A Assembleia Legislativa de São Paulo (Alesp) paga o chamado auxílio-saúde a servidores e parlamentares mesmo sem ter sido criado por lei. Em 2025, o penduricalho custou 47,3 milhões de reais aos cofres paulistas. A medida poderá ser afetada pela decisão do ministro Flávio Dino, do STF, de suspender vantagens que extrapolem o teto e não estejam previstas em lei.

O benefício funciona como reembolso de despesas com serviços médicos e odontológicos, incluindo planos de saúde e atendimentos com especialistas. A origem vem de uma resolução de 2008, que autorizou a criação e a regulamentação por atos da Mesa Diretora, sem passagem pelo plenário.

Como a natureza é indenizatória, o pagamento não é abatido pelo teto de remuneração previsto na Constituição. O teto, hoje, é de 46,6 mil reais mensais para ministros do STF, o que pode gerar questionamentos sobre a compatibilidade do auxílio com esse limite.

Situação legal

A Alesp argumenta que a criação ocorreu por resolução, e que o processo legislativo está em conformidade com a legislação, mesmo com a regulamentação por atos da Mesa. A Casa afirma que o pagamento está alinhado tanto com o teto quanto com a decisão de Dino.
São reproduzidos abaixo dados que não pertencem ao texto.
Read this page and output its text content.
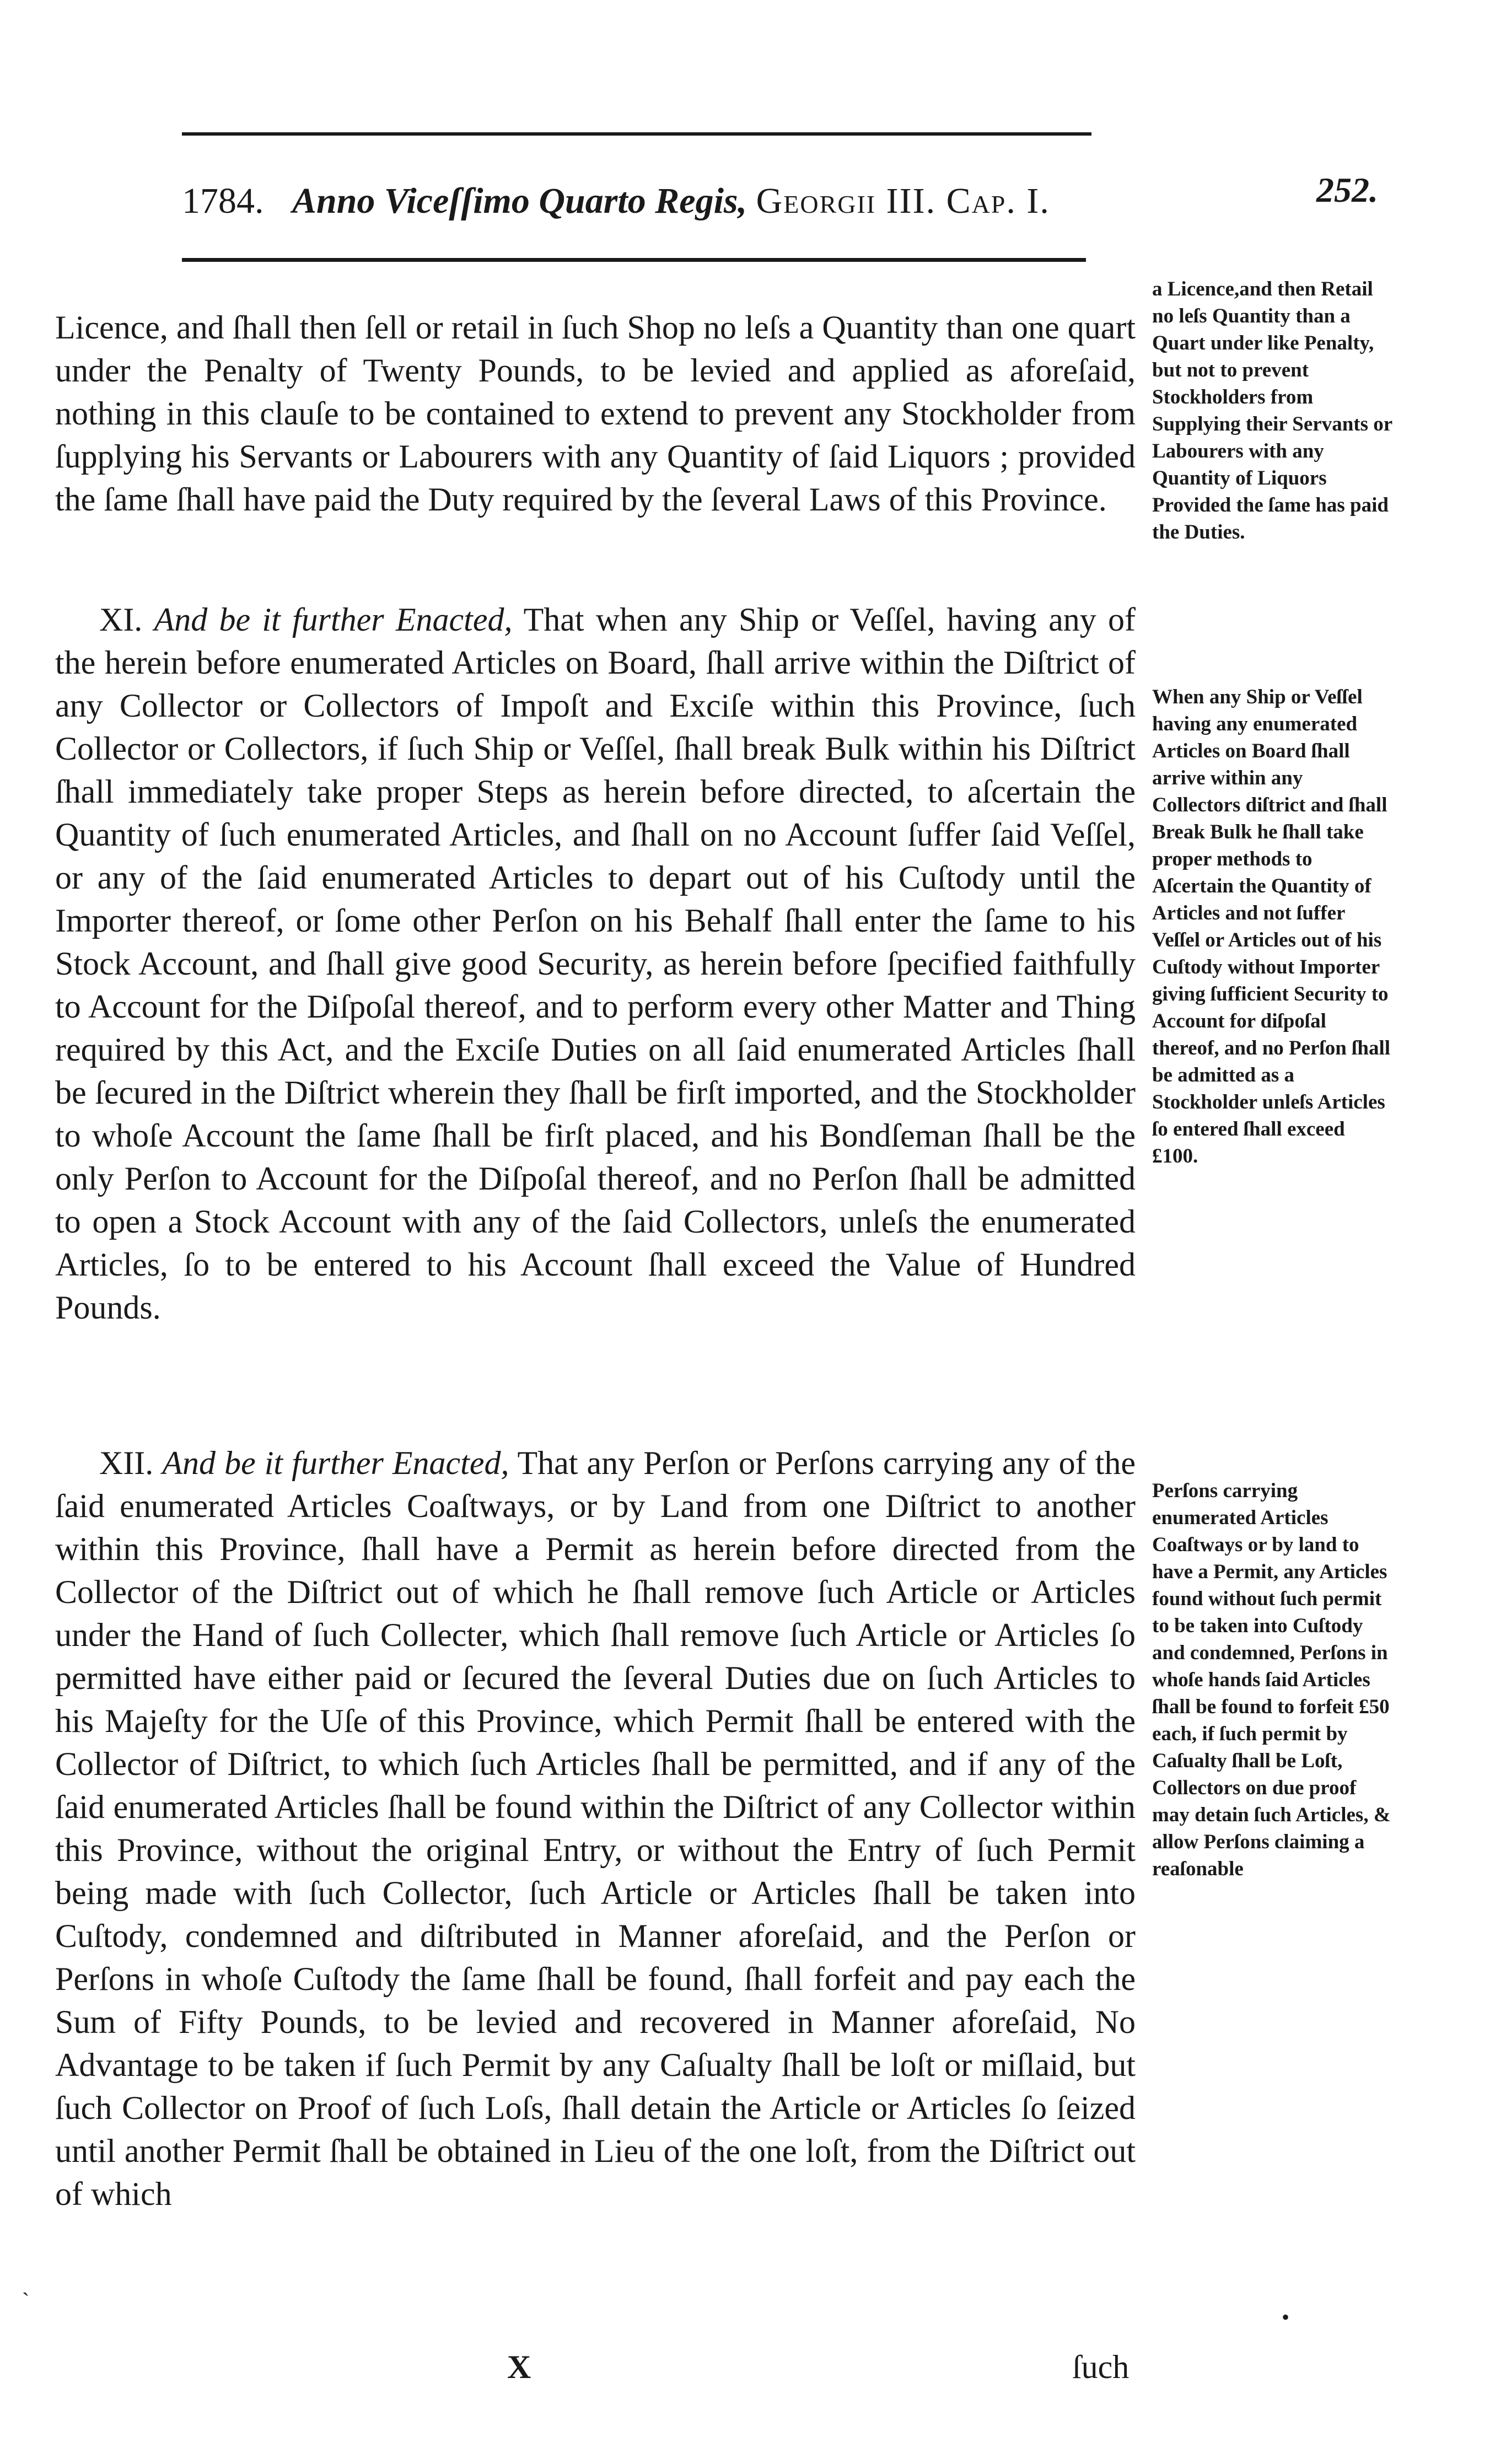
1784. Anno Viceſſimo Quarto Regis, Georgii III. Cap. I.	252.

Licence, and ſhall then ſell or retail in ſuch Shop no leſs a Quantity than one quart under the Penalty of Twenty Pounds, to be levied and applied as aforeſaid, nothing in this clauſe to be contained to extend to prevent any Stockholder from ſupplying his Servants or Labourers with any Quantity of ſaid Liquors ; provided the ſame ſhall have paid the Duty required by the ſeveral Laws of this Province.

XI. And be it further Enacted, That when any Ship or Veſſel, having any of the herein before enumerated Articles on Board, ſhall arrive within the Diſtrict of any Collector or Collectors of Impoſt and Exciſe within this Province, ſuch Collector or Collectors, if ſuch Ship or Veſſel, ſhall break Bulk within his Diſtrict ſhall immediately take proper Steps as herein before directed, to aſcertain the Quantity of ſuch enumerated Articles, and ſhall on no Account ſuffer ſaid Veſſel, or any of the ſaid enumerated Articles to depart out of his Cuſtody until the Importer thereof, or ſome other Perſon on his Behalf ſhall enter the ſame to his Stock Account, and ſhall give good Security, as herein before ſpecified faithfully to Account for the Diſpoſal thereof, and to perform every other Matter and Thing required by this Act, and the Exciſe Duties on all ſaid enumerated Articles ſhall be ſecured in the Diſtrict wherein they ſhall be firſt imported, and the Stockholder to whoſe Account the ſame ſhall be firſt placed, and his Bondſeman ſhall be the only Perſon to Account for the Diſpoſal thereof, and no Perſon ſhall be admitted to open a Stock Account with any of the ſaid Collectors, unleſs the enumerated Articles, ſo to be entered to his Account ſhall exceed the Value of Hundred Pounds.

XII. And be it further Enacted, That any Perſon or Perſons carrying any of the ſaid enumerated Articles Coaſtways, or by Land from one Diſtrict to another within this Province, ſhall have a Permit as herein before directed from the Collector of the Diſtrict out of which he ſhall remove ſuch Article or Articles under the Hand of ſuch Collecter, which ſhall remove ſuch Article or Articles ſo permitted have either paid or ſecured the ſeveral Duties due on ſuch Articles to his Majeſty for the Uſe of this Province, which Permit ſhall be entered with the Collector of Diſtrict, to which ſuch Articles ſhall be permitted, and if any of the ſaid enumerated Articles ſhall be found within the Diſtrict of any Collector within this Province, without the original Entry, or without the Entry of ſuch Permit being made with ſuch Collector, ſuch Article or Articles ſhall be taken into Cuſtody, condemned and diſtributed in Manner aforeſaid, and the Perſon or Perſons in whoſe Cuſtody the ſame ſhall be found, ſhall forfeit and pay each the Sum of Fifty Pounds, to be levied and recovered in Manner aforeſaid, No Advantage to be taken if ſuch Permit by any Caſualty ſhall be loſt or miſlaid, but ſuch Collector on Proof of ſuch Loſs, ſhall detain the Article or Articles ſo ſeized until another Permit ſhall be obtained in Lieu of the one loſt, from the Diſtrict out of which

X	ſuch

a Licence,and then Retail no leſs Quantity than a Quart under like Penalty, but not to prevent Stockholders from Supplying their Servants or Labourers with any Quantity of Liquors Provided the ſame has paid the Duties.

When any Ship or Veſſel having any enumerated Articles on Board ſhall arrive within any Collectors diſtrict and ſhall Break Bulk he ſhall take proper methods to Aſcertain the Quantity of Articles and not ſuffer Veſſel or Articles out of his Cuſtody without Importer giving ſufficient Security to Account for diſpoſal thereof, and no Perſon ſhall be admitted as a Stockholder unleſs Articles ſo entered ſhall exceed £100.

Perſons carrying enumerated Articles Coaſtways or by land to have a Permit, any Articles found without ſuch permit to be taken into Cuſtody and condemned, Perſons in whoſe hands ſaid Articles ſhall be found to forfeit £50 each, if ſuch permit by Caſualty ſhall be Loſt, Collectors on due proof may detain ſuch Articles, & allow Perſons claiming a reaſonable

•
`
Panorama financeiro e desdobramentos

De acordo com dados, a Alesp já ampliou o programa ao longo do tempo, incluindo novos beneficiários e ampliando as despesas cobertas. Em setembro de 2024, o auxílio passou a cobrir gastos com enfermeiros e vacinas.

O STF deve discutir, no plenário, a liminar que abrange penduricalhos sem previsão legal. O julgamento está previsto para o dia 25 de fevereiro. O tema também envolve o TJ-SP, que tem rubricas semelhantes em seu orçamento e vem sendo alvo de questionamento semelhante.

Observações finais

Um levantamento do Estadão aponta que, no TJ-SP, diversas rubricas pagaram a servidores e magistrados sem base legal, por meio de portarias e resoluções. Em 2026, a reserva orçamentária do TJ-SP para esses pagamentos soma 4,8 bilhões de reais, equivalentes a mais de 20% do orçamento anual de 19,3 bilhões.